I agree with the majority’s conclusion that the evidence, when construed in the light most favorable to the prosecution, is sufficient for a reasonable trier of fact to have concluded that the victim was sexually abused. I part company from the majority when they conclude that a reasonable trier of fact could also have found beyond a reasonable doubt that appellant was the abuser.

Appellant was a Marine with an impeccable reputation and military record, unlike the grandmother’s boyfriend, acknowledged by the majority opinion to be “a person of ... questionable character.” 34 MJ at 253. Appellant denied under oath that he abused the victim. The victim’s mother, a prosecution witness, testified that on every occasion when the victim was left alone with appellant, the victim was sleeping peacefully when the mother left her and sleeping peacefully when the mother returned. The victim showed no signs of distress or physical pain after being left alone with appellant.
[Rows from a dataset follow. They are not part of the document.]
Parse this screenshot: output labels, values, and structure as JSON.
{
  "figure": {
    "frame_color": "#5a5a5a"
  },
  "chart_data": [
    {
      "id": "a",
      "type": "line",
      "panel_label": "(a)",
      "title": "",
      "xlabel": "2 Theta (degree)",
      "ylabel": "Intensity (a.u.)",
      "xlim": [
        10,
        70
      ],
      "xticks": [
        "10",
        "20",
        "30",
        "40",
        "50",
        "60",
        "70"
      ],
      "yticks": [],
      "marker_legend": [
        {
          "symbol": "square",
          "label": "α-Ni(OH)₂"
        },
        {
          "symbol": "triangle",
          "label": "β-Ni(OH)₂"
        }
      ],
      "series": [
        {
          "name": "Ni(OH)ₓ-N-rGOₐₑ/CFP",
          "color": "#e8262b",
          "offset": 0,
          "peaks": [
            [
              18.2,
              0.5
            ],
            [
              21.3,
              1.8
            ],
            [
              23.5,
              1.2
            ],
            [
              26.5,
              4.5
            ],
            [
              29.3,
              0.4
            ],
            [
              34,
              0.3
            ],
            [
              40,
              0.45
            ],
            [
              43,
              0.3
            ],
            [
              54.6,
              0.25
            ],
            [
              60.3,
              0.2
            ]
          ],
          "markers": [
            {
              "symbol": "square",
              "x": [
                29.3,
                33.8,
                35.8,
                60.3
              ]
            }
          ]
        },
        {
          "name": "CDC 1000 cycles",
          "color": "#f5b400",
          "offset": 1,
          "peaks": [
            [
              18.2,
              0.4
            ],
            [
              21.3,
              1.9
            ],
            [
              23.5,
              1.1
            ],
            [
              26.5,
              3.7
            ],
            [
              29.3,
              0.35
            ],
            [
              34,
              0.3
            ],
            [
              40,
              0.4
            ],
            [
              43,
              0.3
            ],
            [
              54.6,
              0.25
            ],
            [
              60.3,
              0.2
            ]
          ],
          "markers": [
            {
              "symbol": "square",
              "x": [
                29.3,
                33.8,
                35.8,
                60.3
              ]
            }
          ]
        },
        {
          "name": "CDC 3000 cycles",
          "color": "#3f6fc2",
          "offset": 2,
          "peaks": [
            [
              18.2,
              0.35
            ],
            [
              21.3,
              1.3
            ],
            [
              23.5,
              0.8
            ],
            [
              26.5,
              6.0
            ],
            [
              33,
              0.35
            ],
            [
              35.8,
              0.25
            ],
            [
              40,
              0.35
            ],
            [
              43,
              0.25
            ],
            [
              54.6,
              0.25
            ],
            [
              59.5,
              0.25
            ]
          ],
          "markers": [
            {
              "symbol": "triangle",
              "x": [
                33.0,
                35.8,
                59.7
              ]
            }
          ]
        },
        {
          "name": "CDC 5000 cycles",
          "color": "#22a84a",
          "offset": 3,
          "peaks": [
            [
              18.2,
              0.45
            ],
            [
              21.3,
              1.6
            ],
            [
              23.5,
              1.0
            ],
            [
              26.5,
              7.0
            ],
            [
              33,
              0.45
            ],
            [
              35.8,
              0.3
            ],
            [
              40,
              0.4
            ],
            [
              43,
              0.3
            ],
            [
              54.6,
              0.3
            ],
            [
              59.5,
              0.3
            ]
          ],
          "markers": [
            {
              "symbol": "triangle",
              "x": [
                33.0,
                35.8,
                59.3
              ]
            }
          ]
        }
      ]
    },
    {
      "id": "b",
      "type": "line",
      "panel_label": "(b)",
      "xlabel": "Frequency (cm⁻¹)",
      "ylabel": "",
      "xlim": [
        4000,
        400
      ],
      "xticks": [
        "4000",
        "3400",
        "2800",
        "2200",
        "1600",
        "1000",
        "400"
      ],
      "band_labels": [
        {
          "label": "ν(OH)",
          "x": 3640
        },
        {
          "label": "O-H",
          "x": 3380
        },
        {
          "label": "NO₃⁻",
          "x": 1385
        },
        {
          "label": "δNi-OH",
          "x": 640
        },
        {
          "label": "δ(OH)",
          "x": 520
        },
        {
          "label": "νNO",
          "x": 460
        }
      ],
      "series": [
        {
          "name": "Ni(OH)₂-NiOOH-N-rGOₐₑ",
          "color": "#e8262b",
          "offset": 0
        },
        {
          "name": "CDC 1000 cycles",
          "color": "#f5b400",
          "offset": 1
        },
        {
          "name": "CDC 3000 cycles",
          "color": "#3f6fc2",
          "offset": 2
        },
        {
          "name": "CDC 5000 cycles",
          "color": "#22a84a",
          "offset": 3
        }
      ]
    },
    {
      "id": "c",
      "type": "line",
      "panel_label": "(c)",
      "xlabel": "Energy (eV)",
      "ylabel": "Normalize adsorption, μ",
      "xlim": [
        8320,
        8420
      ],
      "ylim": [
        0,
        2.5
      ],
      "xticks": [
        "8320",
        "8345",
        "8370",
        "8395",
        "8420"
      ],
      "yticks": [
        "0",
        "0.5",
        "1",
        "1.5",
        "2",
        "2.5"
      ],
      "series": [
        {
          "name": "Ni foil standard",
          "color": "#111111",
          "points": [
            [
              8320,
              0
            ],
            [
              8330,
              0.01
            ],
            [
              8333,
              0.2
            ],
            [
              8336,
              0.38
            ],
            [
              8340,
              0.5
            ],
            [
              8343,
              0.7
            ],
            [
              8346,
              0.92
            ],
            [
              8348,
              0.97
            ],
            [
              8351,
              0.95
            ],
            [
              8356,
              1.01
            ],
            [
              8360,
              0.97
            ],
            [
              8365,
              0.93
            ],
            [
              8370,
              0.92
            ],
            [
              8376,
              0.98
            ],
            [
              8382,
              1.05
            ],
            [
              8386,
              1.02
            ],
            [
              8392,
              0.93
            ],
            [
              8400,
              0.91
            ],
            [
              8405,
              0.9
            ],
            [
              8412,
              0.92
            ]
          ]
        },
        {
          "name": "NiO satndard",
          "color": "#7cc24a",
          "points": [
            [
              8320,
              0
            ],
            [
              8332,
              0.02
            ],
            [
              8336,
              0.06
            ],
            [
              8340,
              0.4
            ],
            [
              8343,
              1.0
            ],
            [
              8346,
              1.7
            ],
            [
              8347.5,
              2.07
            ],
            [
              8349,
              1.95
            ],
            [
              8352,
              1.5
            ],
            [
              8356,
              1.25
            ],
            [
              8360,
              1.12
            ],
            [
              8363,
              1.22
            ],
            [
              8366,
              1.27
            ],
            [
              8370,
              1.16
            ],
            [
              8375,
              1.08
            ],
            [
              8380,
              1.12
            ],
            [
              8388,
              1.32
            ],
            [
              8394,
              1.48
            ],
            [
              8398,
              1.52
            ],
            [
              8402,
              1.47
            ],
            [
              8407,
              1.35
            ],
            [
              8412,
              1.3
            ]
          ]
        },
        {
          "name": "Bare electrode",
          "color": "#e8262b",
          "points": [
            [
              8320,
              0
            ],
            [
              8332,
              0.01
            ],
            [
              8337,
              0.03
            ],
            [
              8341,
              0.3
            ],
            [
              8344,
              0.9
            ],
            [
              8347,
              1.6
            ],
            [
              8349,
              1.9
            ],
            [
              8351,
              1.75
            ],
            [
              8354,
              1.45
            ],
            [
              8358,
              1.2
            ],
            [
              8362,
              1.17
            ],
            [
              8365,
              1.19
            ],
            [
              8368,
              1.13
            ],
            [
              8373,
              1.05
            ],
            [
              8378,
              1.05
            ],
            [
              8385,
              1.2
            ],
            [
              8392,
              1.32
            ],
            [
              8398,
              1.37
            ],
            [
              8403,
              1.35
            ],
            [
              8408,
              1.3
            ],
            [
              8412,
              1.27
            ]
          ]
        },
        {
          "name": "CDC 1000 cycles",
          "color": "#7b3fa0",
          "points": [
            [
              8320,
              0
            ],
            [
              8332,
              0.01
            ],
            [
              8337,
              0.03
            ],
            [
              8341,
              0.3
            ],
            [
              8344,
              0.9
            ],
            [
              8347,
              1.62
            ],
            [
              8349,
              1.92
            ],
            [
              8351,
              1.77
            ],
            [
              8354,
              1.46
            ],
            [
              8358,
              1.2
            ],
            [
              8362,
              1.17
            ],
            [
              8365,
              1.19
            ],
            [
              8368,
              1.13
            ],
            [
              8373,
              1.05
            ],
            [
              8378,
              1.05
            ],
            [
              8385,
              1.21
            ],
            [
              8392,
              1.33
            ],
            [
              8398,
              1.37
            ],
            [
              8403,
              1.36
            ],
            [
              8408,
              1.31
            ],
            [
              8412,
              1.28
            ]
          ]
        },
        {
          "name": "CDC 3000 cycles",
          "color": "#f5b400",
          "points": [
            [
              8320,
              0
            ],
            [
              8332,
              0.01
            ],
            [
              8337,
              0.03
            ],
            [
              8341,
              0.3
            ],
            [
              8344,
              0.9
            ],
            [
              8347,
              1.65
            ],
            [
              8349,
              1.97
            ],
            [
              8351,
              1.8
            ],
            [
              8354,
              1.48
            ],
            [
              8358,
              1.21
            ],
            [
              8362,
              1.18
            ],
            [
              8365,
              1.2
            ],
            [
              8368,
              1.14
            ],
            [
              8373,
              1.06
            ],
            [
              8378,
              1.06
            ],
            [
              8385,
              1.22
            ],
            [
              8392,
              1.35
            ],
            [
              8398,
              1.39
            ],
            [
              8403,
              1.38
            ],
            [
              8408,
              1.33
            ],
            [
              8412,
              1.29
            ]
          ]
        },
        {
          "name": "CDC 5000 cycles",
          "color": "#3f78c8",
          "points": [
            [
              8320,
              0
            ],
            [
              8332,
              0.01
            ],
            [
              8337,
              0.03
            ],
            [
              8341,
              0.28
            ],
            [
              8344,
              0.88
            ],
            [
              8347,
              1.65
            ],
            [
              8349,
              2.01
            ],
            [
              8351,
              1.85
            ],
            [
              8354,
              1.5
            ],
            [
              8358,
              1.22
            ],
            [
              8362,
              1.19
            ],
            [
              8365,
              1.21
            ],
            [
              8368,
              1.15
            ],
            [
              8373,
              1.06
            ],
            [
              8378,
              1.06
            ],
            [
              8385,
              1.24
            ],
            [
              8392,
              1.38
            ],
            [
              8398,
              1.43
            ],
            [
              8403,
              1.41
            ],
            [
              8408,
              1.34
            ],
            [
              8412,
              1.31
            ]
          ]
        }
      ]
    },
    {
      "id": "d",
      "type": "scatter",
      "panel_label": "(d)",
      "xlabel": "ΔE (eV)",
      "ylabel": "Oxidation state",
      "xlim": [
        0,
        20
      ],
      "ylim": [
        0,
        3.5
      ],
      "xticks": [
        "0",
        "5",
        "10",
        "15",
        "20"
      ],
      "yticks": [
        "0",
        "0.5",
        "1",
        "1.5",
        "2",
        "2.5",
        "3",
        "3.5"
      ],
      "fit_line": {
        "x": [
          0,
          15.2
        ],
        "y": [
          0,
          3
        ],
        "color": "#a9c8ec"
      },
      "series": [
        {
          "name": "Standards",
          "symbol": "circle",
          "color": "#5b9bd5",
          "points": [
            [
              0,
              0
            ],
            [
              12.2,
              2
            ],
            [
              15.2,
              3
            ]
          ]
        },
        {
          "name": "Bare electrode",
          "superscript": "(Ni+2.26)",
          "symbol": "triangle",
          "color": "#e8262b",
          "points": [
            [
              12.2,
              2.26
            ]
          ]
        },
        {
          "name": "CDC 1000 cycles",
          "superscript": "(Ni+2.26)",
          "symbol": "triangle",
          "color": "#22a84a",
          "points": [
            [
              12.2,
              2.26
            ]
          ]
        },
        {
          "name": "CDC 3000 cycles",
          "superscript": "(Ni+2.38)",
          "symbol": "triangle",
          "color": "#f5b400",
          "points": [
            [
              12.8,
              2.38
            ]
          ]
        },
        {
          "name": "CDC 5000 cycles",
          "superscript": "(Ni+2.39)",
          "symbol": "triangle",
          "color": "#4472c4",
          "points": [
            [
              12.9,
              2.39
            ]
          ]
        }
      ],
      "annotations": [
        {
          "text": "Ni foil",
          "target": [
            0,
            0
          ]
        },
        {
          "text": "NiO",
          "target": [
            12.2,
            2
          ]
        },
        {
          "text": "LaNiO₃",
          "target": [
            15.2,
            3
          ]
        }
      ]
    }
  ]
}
The victim’s mother also testified that when the victim was left with the grandmother’s boyfriend, she was sleeping peacefully when the mother returned. Either the mother was being less than completely truthful or there is yet another possible perpetrator.

The only evidence tending to identify appellant as the abuser is the evidence that both he and the victim had a generic type of gonorrhea which was not further identified. The grandmother’s boyfriend, an equally probable suspect, was not tested for gonorrhea.

Commander (CDR) Yowell, the first medical doctor to examine the victim, testified that he “noted a copious discharge in the vaginal area ... and because of the unusual nature and the large amount of discharge, I obtained a gram stain____” CDR Yowell obtained a medical history from the mother. The mother told CDR Yowell that she had noticed the vaginal discharge 2 days before bringing her to the hospital. Neither CDR Yowell nor any other expert opined how long the victim had been infected when she was examined on January 20, but the clear import of CDR Yowell’s testimony is that she had been infected for a significant time. A “copious discharge” is not consistent with the first onset of symptoms.

Without evidence showing how long the victim had been infected, the evidence regarding the incubation period for gonorrhea does not exclude the grandmother’s boyfriend as an equally probable perpetrator. Narrowing the list of suspects down to two is not enough to prove guilt beyond a reasonable doubt. Accordingly, I dissent.